Wage and Hour Traps Unique to Cannabis Employers in 2026
Article by: Ivy Perez-Bader, Raza Lawrence, Jana Weltzin, Greg Cowan, and Tom Zuber
Labor Compliance Remains a Major Risk Area
Cannabis employers continue to face significant wage and hour exposure in 2026, particularly in cultivation, manufacturing, and retail operations where long shifts, seasonal demand, and complex scheduling practices are common. While cannabis businesses often focus heavily on licensing and regulatory compliance, labor compliance remains one of the most active areas for employee lawsuits and state enforcement actions.
Overtime Rules Continue to Create Confusion
One of the most common mistakes involves overtime calculations. Many cannabis operators incorrectly assume cultivation workers fall under traditional agricultural exemptions. In states like California, however, cannabis cultivation employees are generally subject to stricter overtime rules than many other agricultural workers, including daily overtime requirements and meal and rest break obligations.
Multi-State Operators Face Increased Compliance Challenges
Multi-state operators face additional challenges because wage and hour laws vary dramatically from state to state. California, New York, Colorado, Illinois, and other cannabis markets each impose different rules governing minimum wage, overtime, pay frequency, recordkeeping, meal periods, and employee notices. In California alone, minimum wage increases and evolving pay transparency and notice requirements continue to create compliance risks for employers in 2026.
Off-the-Clock Work Is Under Increased Scrutiny
Cannabis manufacturers and retailers are also seeing increased scrutiny regarding off-the-clock work. Common problem areas include employees performing opening and closing duties before clocking in, time spent donning protective equipment, after-hours inventory reconciliation, security procedures, and unpaid travel time between facilities. These issues can significantly increase exposure in class action and Private Attorneys General Act (PAGA) claims.
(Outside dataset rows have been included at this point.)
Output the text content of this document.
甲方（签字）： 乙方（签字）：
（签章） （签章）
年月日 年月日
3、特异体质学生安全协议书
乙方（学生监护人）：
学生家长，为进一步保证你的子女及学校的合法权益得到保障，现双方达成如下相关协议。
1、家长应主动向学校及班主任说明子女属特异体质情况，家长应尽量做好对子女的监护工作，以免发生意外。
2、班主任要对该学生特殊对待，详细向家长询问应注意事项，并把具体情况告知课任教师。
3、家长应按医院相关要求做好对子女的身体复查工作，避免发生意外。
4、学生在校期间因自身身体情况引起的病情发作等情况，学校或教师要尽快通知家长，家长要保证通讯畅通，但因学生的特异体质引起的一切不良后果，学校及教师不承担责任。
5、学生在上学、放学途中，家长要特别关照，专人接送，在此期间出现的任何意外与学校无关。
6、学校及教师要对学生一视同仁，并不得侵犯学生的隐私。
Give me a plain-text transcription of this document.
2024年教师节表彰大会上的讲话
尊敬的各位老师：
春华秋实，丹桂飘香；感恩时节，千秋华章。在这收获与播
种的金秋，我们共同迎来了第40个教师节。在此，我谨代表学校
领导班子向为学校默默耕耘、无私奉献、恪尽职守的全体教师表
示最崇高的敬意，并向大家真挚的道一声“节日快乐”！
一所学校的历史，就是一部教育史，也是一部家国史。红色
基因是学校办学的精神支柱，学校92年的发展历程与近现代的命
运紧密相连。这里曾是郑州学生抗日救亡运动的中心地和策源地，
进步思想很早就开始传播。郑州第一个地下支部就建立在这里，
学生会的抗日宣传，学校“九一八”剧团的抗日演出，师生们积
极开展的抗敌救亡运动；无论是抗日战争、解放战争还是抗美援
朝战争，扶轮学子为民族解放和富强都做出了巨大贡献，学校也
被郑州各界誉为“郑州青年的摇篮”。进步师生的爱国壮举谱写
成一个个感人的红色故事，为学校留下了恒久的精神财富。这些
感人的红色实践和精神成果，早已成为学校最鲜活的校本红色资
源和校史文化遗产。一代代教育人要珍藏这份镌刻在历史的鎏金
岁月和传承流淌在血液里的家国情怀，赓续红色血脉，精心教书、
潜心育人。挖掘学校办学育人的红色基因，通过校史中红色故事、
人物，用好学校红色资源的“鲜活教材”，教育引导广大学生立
Misclassification Issues Continue to Surface
Another growing risk area is employee misclassification. Cannabis businesses frequently classify lead cultivators, extraction personnel, inventory managers, or retail supervisors as exempt employees without satisfying the applicable salary and duties tests. In states like California, the exempt salary threshold continues to rise in 2026, creating additional compliance pressure for employers attempting to control labor costs.
Poor Recordkeeping Can Be Costly
Recordkeeping deficiencies remain equally problematic. Cannabis businesses operating in fast-growth environments often struggle to maintain accurate time records, meal break attestations, and payroll documentation. Under both federal and state law, employers are generally required to maintain detailed wage and hour records, and missing or inaccurate records frequently make defending employee claims far more difficult.
Proactive Compliance Is Critical
For cannabis operators, wage and hour compliance is no longer just an HR issue — it is a business risk issue. Employers that proactively audit payroll practices, review employee classifications, train managers, and standardize timekeeping procedures across operations will be in a far stronger position to avoid costly disputes and enforcement actions in 2026.